Overview

Supporting Information

This site provides a demonstrative workflow and supporting information for the publication:
Modeling the 2014-2015 Vesicular Stomatitis Outbreak in the United States using an SEIR-SEI Approach

Authors:
Humphreys, Pelzel-McCluskey, Shults, Velazquez Salinas, Bertram, McGregor, Cohnstaedt, Swanson, Scroggs, Fautt, Mooney, Peters, and Rodriguez

Viruses 2024, 16, 1315. https://doi.org/10.3390/v16081315

External Resources

An interactive dashboard to demonstrate the described SEIR-SEI model is available: ShinyApps: https://geoepi.shinyapps.io/seir-vector/

Code for this site and ShinyApp above are available:
GitHub: https://github.com/geoepi/seir-vector

Large model objects, incidence data, and other archived information are available on the Open Science Framework: Project OSF site: https://osf.io/vqgxs/. The R-function get_data_osf() is provided to download and read these data.

Workflow Synopsis

This script provides an overview of the methodologies and code presented in the publication above. Note that data, code, and website configuration files, as well as code for the VSV ShinyApp, are available on the project’s GitHub site and OSF Project site. Executed Stan model objects are approximately 200mb in size, code to download and read these objects is provided in the script.

For simplicity, this workflow will demonstrate analysis for outbreaks observed in 2014, however the workflow can be applied to 2015 outbreaks with minimal modification. The PAGE CONTENTS menu in the right upper corner can be used to navigate to specific sections.

Parameters and Formula

Model Parameters

Brief descriptions of parameters used in the model. Note that additional information and cited sources for selected parameter values are provided in the associated publication.

\begin{array}{|c|l|} \hline \text{Parameter} & \text{Description} \\ \hline N_h & \text{Total number of vertebrate hosts} \\ N_v & \text{Total number of insect vectors} \\ \upsilon_h & \text{Contact rate, bites sustained by host} \\ \upsilon_v & \text{Contact rate, vector biting rate} \\ \beta_h & \text{Vector to host transmission probability} \\ \beta_v & \text{Host to vector transmission probability} \\ \sigma_h & \text{Intrinsic Incubation Period (IIP)} \\ \sigma_v & \text{Extrinsic Incubation Period (EIP)} \\ \gamma_h & \text{Host removal rate (recovery or quarantine)} \\ \rho_h & \text{Host heterogeneous competency} \\ \rho_v & \text{Vector heterogeneous competency} \\ \mu_v & \text{Vector background mortality rate} \\ \kappa & \text{Observation bias (proportion observed)} \\ \hline \end{array}

Model Specification

Mechanistic aspects of the model can can be diagrammatically represented as shown below. Note that in case of both the vertebrate hosts (h subscript) and vectors (v subscript), the term \rho influences the number of exposed individuals (E) that proceed to the infectiousness compartment (I).

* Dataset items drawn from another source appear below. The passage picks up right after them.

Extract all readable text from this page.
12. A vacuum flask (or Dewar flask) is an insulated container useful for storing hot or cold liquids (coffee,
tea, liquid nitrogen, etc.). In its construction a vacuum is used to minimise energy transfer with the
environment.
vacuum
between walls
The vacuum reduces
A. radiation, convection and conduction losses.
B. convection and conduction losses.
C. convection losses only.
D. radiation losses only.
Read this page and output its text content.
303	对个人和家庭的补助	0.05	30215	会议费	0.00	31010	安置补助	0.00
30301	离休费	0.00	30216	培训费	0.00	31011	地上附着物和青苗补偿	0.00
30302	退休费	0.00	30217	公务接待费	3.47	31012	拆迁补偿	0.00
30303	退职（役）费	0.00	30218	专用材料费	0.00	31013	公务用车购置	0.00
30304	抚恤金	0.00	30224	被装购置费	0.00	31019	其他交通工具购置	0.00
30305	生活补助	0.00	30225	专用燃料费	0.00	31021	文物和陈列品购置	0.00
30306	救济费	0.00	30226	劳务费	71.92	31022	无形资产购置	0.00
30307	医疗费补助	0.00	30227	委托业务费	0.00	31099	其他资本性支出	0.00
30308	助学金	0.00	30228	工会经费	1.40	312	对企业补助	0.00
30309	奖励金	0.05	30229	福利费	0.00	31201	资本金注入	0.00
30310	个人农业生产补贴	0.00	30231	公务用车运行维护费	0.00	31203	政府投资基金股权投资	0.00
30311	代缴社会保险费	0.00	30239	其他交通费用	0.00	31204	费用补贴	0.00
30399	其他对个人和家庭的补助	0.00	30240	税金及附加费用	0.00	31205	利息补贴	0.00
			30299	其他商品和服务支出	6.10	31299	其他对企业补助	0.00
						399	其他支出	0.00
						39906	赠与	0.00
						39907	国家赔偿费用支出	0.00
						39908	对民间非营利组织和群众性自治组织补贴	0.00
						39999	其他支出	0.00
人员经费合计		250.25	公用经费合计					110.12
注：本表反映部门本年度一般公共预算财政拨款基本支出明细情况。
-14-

More formally, the model is given as:

\begin{align} \lambda_h &= \upsilon_h \cdot \beta_h \cdot \frac{I_v}{N_v} \\ \lambda_v &= \upsilon_v \cdot \beta_v \cdot \frac{I_h}{N_h} \\ \frac{dS_h}{dt} &= -\lambda_h \cdot S_h \\ \frac{dE_h}{dt} &= \lambda_h \cdot S_h - \sigma_h \cdot E_h \\ \frac{dI_h}{dt} &= \sigma_h \cdot E_h \cdot \rho_h - \gamma_h \cdot I_h \\ \frac{dR_h}{dt} &= \gamma_h \cdot I_h \\ \frac{dS_v}{dt} &= \mu_v \cdot N_v - \lambda_v \cdot S_v - \mu_v \cdot S_v \\ \frac{dE_v}{dt} &= \lambda_v \cdot S_v - (\sigma_v + \mu_v) \cdot E_v \\ \frac{dI_v}{dt} &= \sigma_v \cdot E_v \cdot \rho_v - \mu_v \cdot I_v \\ \nonumber \end{align} \tag{1}

in which the first two lines give the Force of Infection (FOI, \lambda’s) for hosts and vectors respectively and \rho parameters (range 0.00-1.00) potentially reduce the size of the exposed (E) populations used in calculating the number of infectious individuals (I).

Model Preliminaries

Before constructing a Bayesian model in Stan (Stan Installation), we first visualize the data and construct an exploratory compartmental model using non-Bayesian Ordinary Differential Equations (ODE) and the deSolve Package.

Needed Libraries

Load needed R-Packages and custom functions.

Hide code

library(here) # to manage directories
library(tidyverse) # data wrangling
library(deSolve) # for exploratory models
library(ggdist) # visualizations
library(rstan) # interface with Stan from R
rstan_options(auto_write = TRUE) # options
options(mc.cores = parallel::detectCores())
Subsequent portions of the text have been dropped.